Çıkmaz sokaktan kurtuluş yok
Devlet haber ajansı RIA Novosti, Beyaz Saray'ın daha güçsüz bir pozisyonda olduğunu düşünüyor:
“ABD yönetimi zirvenin gerçekleşmesini istiyor. Çünkü, birincisi, Trump'a göre bugün Kuzey Kore çıkmazından kurtulmanın tek yolu müzakere. Trump (kendi tehditkar tavırları ve Kuzey Kore'nin yeni uzun menzilli füzeleri yüzünden) bombardımana başlayamaz, 'Kuzey Kore tehdidini' görmezden gelmesi de mümkün değil. Beyaz Saray, olmayan Kuzey Kore stratejisinin başarısıyla övünmek için Kim'in teklifinden faydalanıyor. ... (Özellikle de Kuzey Kore'deki) Akıllı insanlar, şimdi Amerika'nın bu sanrısını yıkmamak için ellerinden geleni yapıyorlar. Önemli olan çocuğun -bombalarla- bir şeyleri kırıp dökmeden eğlenmesini sağlamak.”

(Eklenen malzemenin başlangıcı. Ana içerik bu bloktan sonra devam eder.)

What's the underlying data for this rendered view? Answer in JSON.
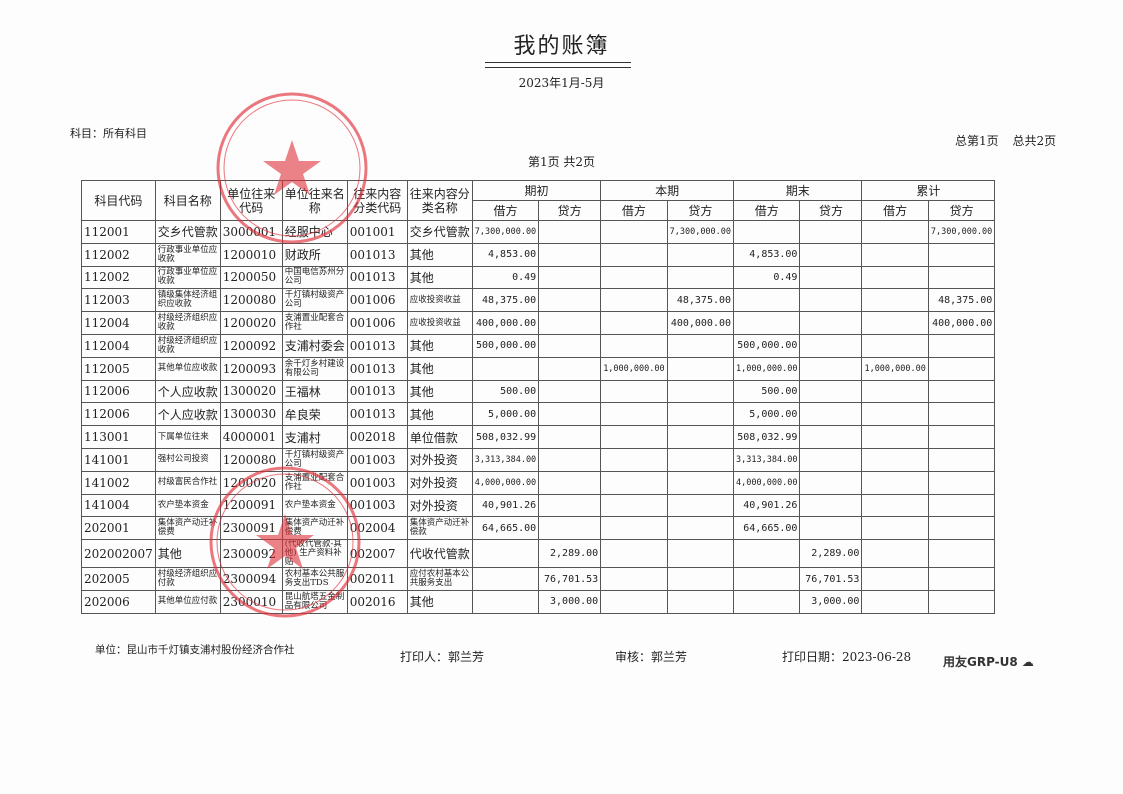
{
  "title": "我的账簿",
  "period": "2023年1月-5月",
  "subject": "科目：所有科目",
  "page_total": "总第1页 总共2页",
  "page_info": "第1页 共2页",
  "headers": {
    "code": "科目代码",
    "name": "科目名称",
    "unit_code": "单位往来代码",
    "unit_name": "单位往来名称",
    "cat_code": "往来内容分类代码",
    "cat_name": "往来内容分类名称",
    "groups": [
      "期初",
      "本期",
      "期末",
      "累计"
    ],
    "debit": "借方",
    "credit": "贷方"
  },
  "rows": [
    [
      "112001",
      "交乡代管款",
      "3000001",
      "经服中心",
      "001001",
      "交乡代管款",
      "7,300,000.00",
      "",
      "",
      "7,300,000.00",
      "",
      "",
      "",
      "7,300,000.00"
    ],
    [
      "112002",
      "行政事业单位应收款",
      "1200010",
      "财政所",
      "001013",
      "其他",
      "4,853.00",
      "",
      "",
      "",
      "4,853.00",
      "",
      "",
      ""
    ],
    [
      "112002",
      "行政事业单位应收款",
      "1200050",
      "中国电信苏州分公司",
      "001013",
      "其他",
      "0.49",
      "",
      "",
      "",
      "0.49",
      "",
      "",
      ""
    ],
    [
      "112003",
      "镇级集体经济组织应收款",
      "1200080",
      "千灯镇村级资产公司",
      "001006",
      "应收投资收益",
      "48,375.00",
      "",
      "",
      "48,375.00",
      "",
      "",
      "",
      "48,375.00"
    ],
    [
      "112004",
      "村级经济组织应收款",
      "1200020",
      "支浦置业配套合作社",
      "001006",
      "应收投资收益",
      "400,000.00",
      "",
      "",
      "400,000.00",
      "",
      "",
      "",
      "400,000.00"
    ],
    [
      "112004",
      "村级经济组织应收款",
      "1200092",
      "支浦村委会",
      "001013",
      "其他",
      "500,000.00",
      "",
      "",
      "",
      "500,000.00",
      "",
      "",
      ""
    ],
    [
      "112005",
      "其他单位应收款",
      "1200093",
      "余千灯乡村建设有限公司",
      "001013",
      "其他",
      "",
      "",
      "1,000,000.00",
      "",
      "1,000,000.00",
      "",
      "1,000,000.00",
      ""
    ],
    [
      "112006",
      "个人应收款",
      "1300020",
      "王福林",
      "001013",
      "其他",
      "500.00",
      "",
      "",
      "",
      "500.00",
      "",
      "",
      ""
    ],
    [
      "112006",
      "个人应收款",
      "1300030",
      "牟良荣",
      "001013",
      "其他",
      "5,000.00",
      "",
      "",
      "",
      "5,000.00",
      "",
      "",
      ""
    ],
    [
      "113001",
      "下属单位往来",
      "4000001",
      "支浦村",
      "002018",
      "单位借款",
      "508,032.99",
      "",
      "",
      "",
      "508,032.99",
      "",
      "",
      ""
    ],
    [
      "141001",
      "强村公司投资",
      "1200080",
      "千灯镇村级资产公司",
      "001003",
      "对外投资",
      "3,313,384.00",
      "",
      "",
      "",
      "3,313,384.00",
      "",
      "",
      ""
    ],
    [
      "141002",
      "村级富民合作社",
      "1200020",
      "支浦置业配套合作社",
      "001003",
      "对外投资",
      "4,000,000.00",
      "",
      "",
      "",
      "4,000,000.00",
      "",
      "",
      ""
    ],
    [
      "141004",
      "农户垫本资金",
      "1200091",
      "农户垫本资金",
      "001003",
      "对外投资",
      "40,901.26",
      "",
      "",
      "",
      "40,901.26",
      "",
      "",
      ""
    ],
    [
      "202001",
      "集体资产动迁补偿费",
      "2300091",
      "集体资产动迁补偿费",
      "002004",
      "集体资产动迁补偿款",
      "64,665.00",
      "",
      "",
      "",
      "64,665.00",
      "",
      "",
      ""
    ],
    [
      "202002007",
      "其他",
      "2300092",
      "(代收代管款-其他) 生产资料补贴",
      "002007",
      "代收代管款",
      "",
      "2,289.00",
      "",
      "",
      "",
      "2,289.00",
      "",
      ""
    ],
    [
      "202005",
      "村级经济组织应付款",
      "2300094",
      "农村基本公共服务支出TDS",
      "002011",
      "应付农村基本公共服务支出",
      "",
      "76,701.53",
      "",
      "",
      "",
      "76,701.53",
      "",
      ""
    ],
    [
      "202006",
      "其他单位应付款",
      "2300010",
      "昆山航塔五金制品有限公司",
      "002016",
      "其他",
      "",
      "3,000.00",
      "",
      "",
      "",
      "3,000.00",
      "",
      ""
    ]
  ],
  "footer": {
    "unit": "单位：昆山市千灯镇支浦村股份经济合作社",
    "printer": "打印人：郭兰芳",
    "reviewer": "审核：郭兰芳",
    "print_date": "打印日期：2023-06-28",
    "logo": "用友GRP-U8"
  },
  "stamp_text": "昆山市千灯镇支浦村股份经济合作社",
  "stamp_color": "#e0303a"
}
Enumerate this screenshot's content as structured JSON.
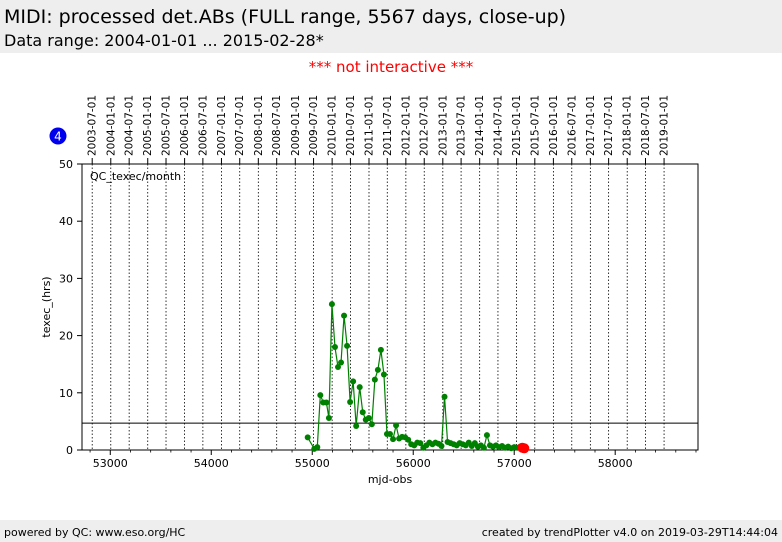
{
  "header": {
    "title": "MIDI: processed det.ABs (FULL range, 5567 days, close-up)",
    "subtitle": "Data range: 2004-01-01 ... 2015-02-28*"
  },
  "notice": "*** not interactive ***",
  "badge": "4",
  "footer": {
    "left": "powered by QC: www.eso.org/HC",
    "right": "created by trendPlotter v4.0 on 2019-03-29T14:44:04"
  },
  "colors": {
    "series": "#008000",
    "latest_point": "#ff0000",
    "badge": "#0000ee",
    "notice": "#ff0000"
  },
  "chart_data": {
    "type": "line",
    "panel_label": "QC_texec/month",
    "xlabel": "mjd-obs",
    "ylabel": "texec_(hrs)",
    "xlim": [
      52720,
      58820
    ],
    "ylim": [
      0,
      50
    ],
    "x_ticks": [
      53000,
      54000,
      55000,
      56000,
      57000,
      58000
    ],
    "y_ticks": [
      0,
      10,
      20,
      30,
      40,
      50
    ],
    "reference_line_y": 4.7,
    "date_ticks": [
      {
        "label": "2003-07-01",
        "mjd": 52821
      },
      {
        "label": "2004-01-01",
        "mjd": 53005
      },
      {
        "label": "2004-07-01",
        "mjd": 53187
      },
      {
        "label": "2005-01-01",
        "mjd": 53371
      },
      {
        "label": "2005-07-01",
        "mjd": 53552
      },
      {
        "label": "2006-01-01",
        "mjd": 53736
      },
      {
        "label": "2006-07-01",
        "mjd": 53917
      },
      {
        "label": "2007-01-01",
        "mjd": 54101
      },
      {
        "label": "2007-07-01",
        "mjd": 54282
      },
      {
        "label": "2008-01-01",
        "mjd": 54466
      },
      {
        "label": "2008-07-01",
        "mjd": 54648
      },
      {
        "label": "2009-01-01",
        "mjd": 54832
      },
      {
        "label": "2009-07-01",
        "mjd": 55013
      },
      {
        "label": "2010-01-01",
        "mjd": 55197
      },
      {
        "label": "2010-07-01",
        "mjd": 55378
      },
      {
        "label": "2011-01-01",
        "mjd": 55562
      },
      {
        "label": "2011-07-01",
        "mjd": 55743
      },
      {
        "label": "2012-01-01",
        "mjd": 55927
      },
      {
        "label": "2012-07-01",
        "mjd": 56109
      },
      {
        "label": "2013-01-01",
        "mjd": 56293
      },
      {
        "label": "2013-07-01",
        "mjd": 56474
      },
      {
        "label": "2014-01-01",
        "mjd": 56658
      },
      {
        "label": "2014-07-01",
        "mjd": 56839
      },
      {
        "label": "2015-01-01",
        "mjd": 57023
      },
      {
        "label": "2015-07-01",
        "mjd": 57204
      },
      {
        "label": "2016-01-01",
        "mjd": 57388
      },
      {
        "label": "2016-07-01",
        "mjd": 57570
      },
      {
        "label": "2017-01-01",
        "mjd": 57754
      },
      {
        "label": "2017-07-01",
        "mjd": 57935
      },
      {
        "label": "2018-01-01",
        "mjd": 58119
      },
      {
        "label": "2018-07-01",
        "mjd": 58300
      },
      {
        "label": "2019-01-01",
        "mjd": 58484
      }
    ],
    "series": [
      {
        "x": [
          54955,
          55020,
          55050,
          55080,
          55110,
          55140,
          55165,
          55195,
          55225,
          55255,
          55285,
          55315,
          55345,
          55375,
          55405,
          55435,
          55470,
          55500,
          55530,
          55560,
          55590,
          55620,
          55650,
          55680,
          55710,
          55740,
          55770,
          55800,
          55830,
          55860,
          55890,
          55920,
          55950,
          55980,
          56010,
          56040,
          56070,
          56100,
          56130,
          56160,
          56190,
          56220,
          56250,
          56280,
          56310,
          56340,
          56370,
          56400,
          56430,
          56460,
          56490,
          56520,
          56550,
          56580,
          56610,
          56640,
          56670,
          56700,
          56730,
          56760,
          56790,
          56820,
          56850,
          56880,
          56910,
          56940,
          56970,
          57000,
          57030,
          57060
        ],
        "y": [
          2.2,
          0.2,
          0.5,
          9.6,
          8.3,
          8.3,
          5.6,
          25.5,
          18.0,
          14.5,
          15.3,
          23.5,
          18.2,
          8.4,
          12.0,
          4.2,
          11.0,
          6.6,
          5.3,
          5.6,
          4.5,
          12.3,
          14.0,
          17.5,
          13.2,
          2.8,
          2.8,
          1.9,
          4.3,
          2.0,
          2.3,
          2.2,
          1.8,
          1.0,
          0.8,
          1.3,
          1.2,
          0.4,
          0.8,
          1.3,
          1.0,
          1.3,
          1.1,
          0.7,
          9.3,
          1.4,
          1.2,
          1.0,
          0.8,
          1.2,
          1.0,
          0.8,
          1.3,
          0.7,
          1.2,
          0.6,
          0.8,
          0.4,
          2.6,
          0.8,
          0.6,
          0.8,
          0.5,
          0.7,
          0.4,
          0.6,
          0.3,
          0.5,
          0.4,
          0.6
        ]
      }
    ],
    "latest_points": {
      "x": [
        57080,
        57100
      ],
      "y": [
        0.4,
        0.3
      ]
    }
  }
}
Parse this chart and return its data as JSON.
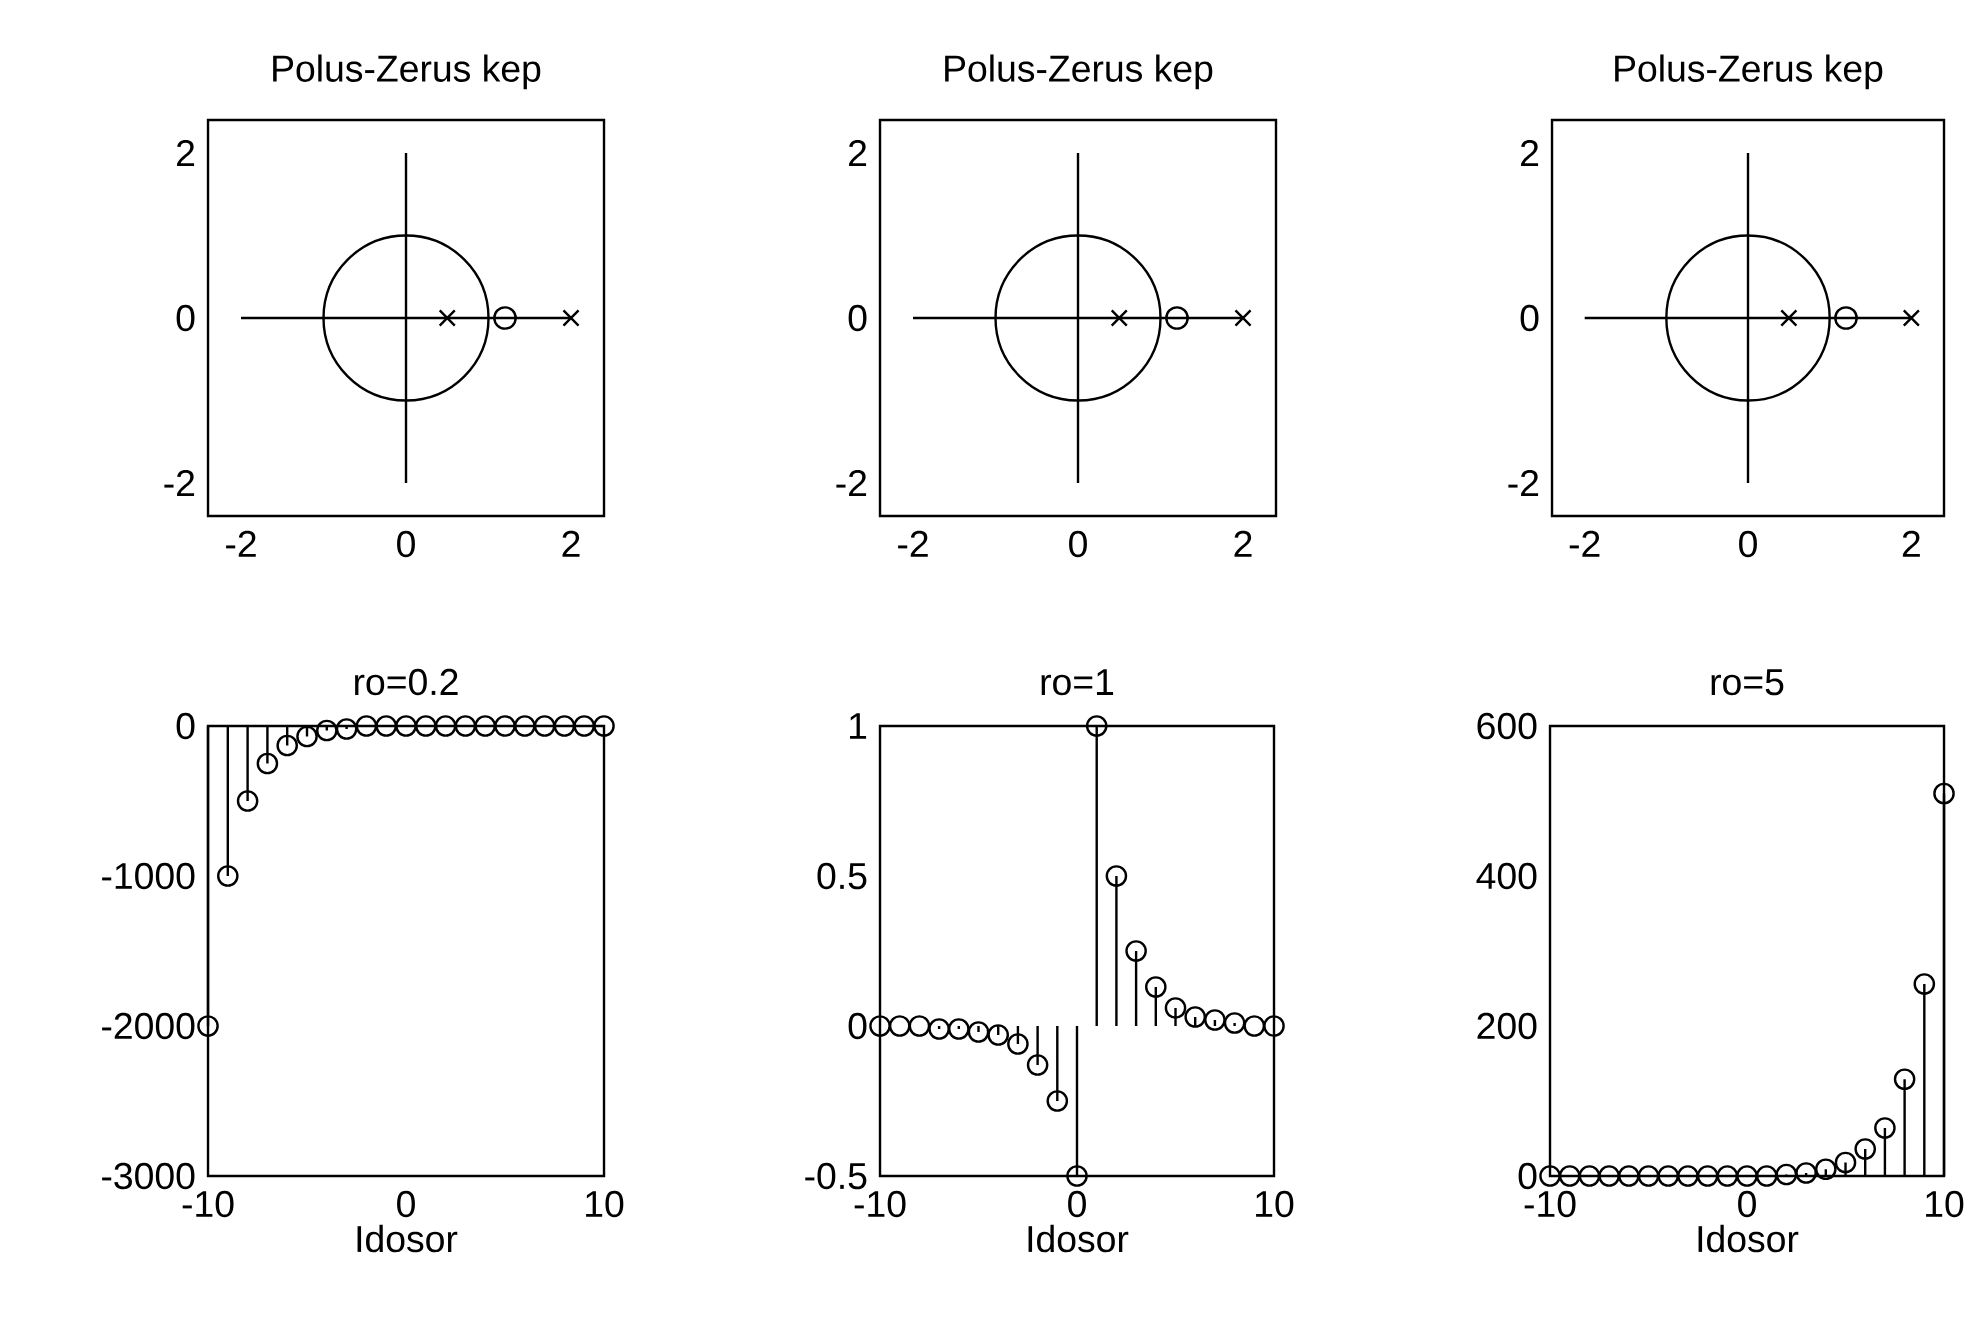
{
  "chart_data": [
    {
      "type": "line",
      "title": "Polus-Zerus kep",
      "xlim": [
        -2.4,
        2.4
      ],
      "ylim": [
        -2.4,
        2.4
      ],
      "xticks": [
        -2,
        0,
        2
      ],
      "yticks": [
        -2,
        0,
        2
      ],
      "series": [
        {
          "type": "line",
          "color": "#000000",
          "x": [
            -2,
            2
          ],
          "values": [
            0,
            0
          ]
        },
        {
          "type": "line",
          "color": "#000000",
          "x": [
            0,
            0
          ],
          "values": [
            -2,
            2
          ]
        },
        {
          "type": "scatter",
          "marker": "circle",
          "color": "#000000",
          "x": [
            1.2
          ],
          "values": [
            0
          ]
        },
        {
          "type": "scatter",
          "marker": "cross",
          "color": "#000000",
          "x": [
            0.5,
            2
          ],
          "values": [
            0,
            0
          ]
        }
      ]
    },
    {
      "type": "line",
      "title": "Polus-Zerus kep",
      "xlim": [
        -2.4,
        2.4
      ],
      "ylim": [
        -2.4,
        2.4
      ],
      "xticks": [
        -2,
        0,
        2
      ],
      "yticks": [
        -2,
        0,
        2
      ],
      "series": [
        {
          "type": "line",
          "color": "#000000",
          "x": [
            -2,
            2
          ],
          "values": [
            0,
            0
          ]
        },
        {
          "type": "line",
          "color": "#000000",
          "x": [
            0,
            0
          ],
          "values": [
            -2,
            2
          ]
        },
        {
          "type": "scatter",
          "marker": "circle",
          "color": "#000000",
          "x": [
            1.2
          ],
          "values": [
            0
          ]
        },
        {
          "type": "scatter",
          "marker": "cross",
          "color": "#000000",
          "x": [
            0.5,
            2
          ],
          "values": [
            0,
            0
          ]
        }
      ]
    },
    {
      "type": "line",
      "title": "Polus-Zerus kep",
      "xlim": [
        -2.4,
        2.4
      ],
      "ylim": [
        -2.4,
        2.4
      ],
      "xticks": [
        -2,
        0,
        2
      ],
      "yticks": [
        -2,
        0,
        2
      ],
      "series": [
        {
          "type": "line",
          "color": "#000000",
          "x": [
            -2,
            2
          ],
          "values": [
            0,
            0
          ]
        },
        {
          "type": "line",
          "color": "#000000",
          "x": [
            0,
            0
          ],
          "values": [
            -2,
            2
          ]
        },
        {
          "type": "scatter",
          "marker": "circle",
          "color": "#000000",
          "x": [
            1.2
          ],
          "values": [
            0
          ]
        },
        {
          "type": "scatter",
          "marker": "cross",
          "color": "#000000",
          "x": [
            0.5,
            2
          ],
          "values": [
            0,
            0
          ]
        }
      ]
    },
    {
      "type": "lollipop",
      "title": "ro=0.2",
      "xlabel": "Idosor",
      "marker": "circle",
      "color": "#000000",
      "xlim": [
        -10,
        10
      ],
      "ylim": [
        -3000,
        0
      ],
      "xticks": [
        -10,
        0,
        10
      ],
      "yticks": [
        -3000,
        -2000,
        -1000,
        0
      ],
      "x": [
        -10,
        -9,
        -8,
        -7,
        -6,
        -5,
        -4,
        -3,
        -2,
        -1,
        0,
        1,
        2,
        3,
        4,
        5,
        6,
        7,
        8,
        9,
        10
      ],
      "values": [
        -2000,
        -1000,
        -500,
        -250,
        -130,
        -70,
        -30,
        -20,
        0,
        0,
        0,
        0,
        0,
        0,
        0,
        0,
        0,
        0,
        0,
        0,
        0
      ]
    },
    {
      "type": "lollipop",
      "title": "ro=1",
      "xlabel": "Idosor",
      "marker": "circle",
      "color": "#000000",
      "xlim": [
        -10,
        10
      ],
      "ylim": [
        -0.5,
        1
      ],
      "xticks": [
        -10,
        0,
        10
      ],
      "yticks": [
        -0.5,
        0,
        0.5,
        1
      ],
      "x": [
        -10,
        -9,
        -8,
        -7,
        -6,
        -5,
        -4,
        -3,
        -2,
        -1,
        0,
        1,
        2,
        3,
        4,
        5,
        6,
        7,
        8,
        9,
        10
      ],
      "values": [
        0,
        0,
        0,
        -0.01,
        -0.01,
        -0.02,
        -0.03,
        -0.06,
        -0.13,
        -0.25,
        -0.5,
        1,
        0.5,
        0.25,
        0.13,
        0.06,
        0.03,
        0.02,
        0.01,
        0,
        0
      ]
    },
    {
      "type": "lollipop",
      "title": "ro=5",
      "xlabel": "Idosor",
      "marker": "circle",
      "color": "#000000",
      "xlim": [
        -10,
        10
      ],
      "ylim": [
        0,
        600
      ],
      "xticks": [
        -10,
        0,
        10
      ],
      "yticks": [
        0,
        200,
        400,
        600
      ],
      "x": [
        -10,
        -9,
        -8,
        -7,
        -6,
        -5,
        -4,
        -3,
        -2,
        -1,
        0,
        1,
        2,
        3,
        4,
        5,
        6,
        7,
        8,
        9,
        10
      ],
      "values": [
        0,
        0,
        0,
        0,
        0,
        0,
        0,
        0,
        0,
        0,
        0,
        0,
        2,
        4,
        9,
        18,
        36,
        64,
        129,
        256,
        510
      ]
    }
  ]
}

Sınırsız ego, diplomasinin temeli olamaz
İki lider arasındaki yakınlaşma çabalarını, 1980'li yıllarda Reagan ve Gorbaçov'un başlattığı silahsızlanma girişimine benzeten De Volkskrant kuşkulu:
“Ronald Reagan'ın Mihail Gorbaçov'la yaptığı müzakerelerde gösterdiğine benzer hoşgörülü bir yaklaşım başarılı olabilir. Kaldı ki, Reagan kısa bir süreliğine de olsa tümden bir nükleer silahsızlanmaya göz kırpmıştı. Ama bu yaklaşım (NATO'nun tartışmalı çifte kararı da dahil olmak üzere) titizlikle planlanmış bir stratejiye dayanıyordu. Ancak bu kez Trump'ın hamlelerini belirleyenin, sadece anlık kararlar ve kendi becerisine karşı duyduğu sınırsız özgüven olduğu görünüyor.”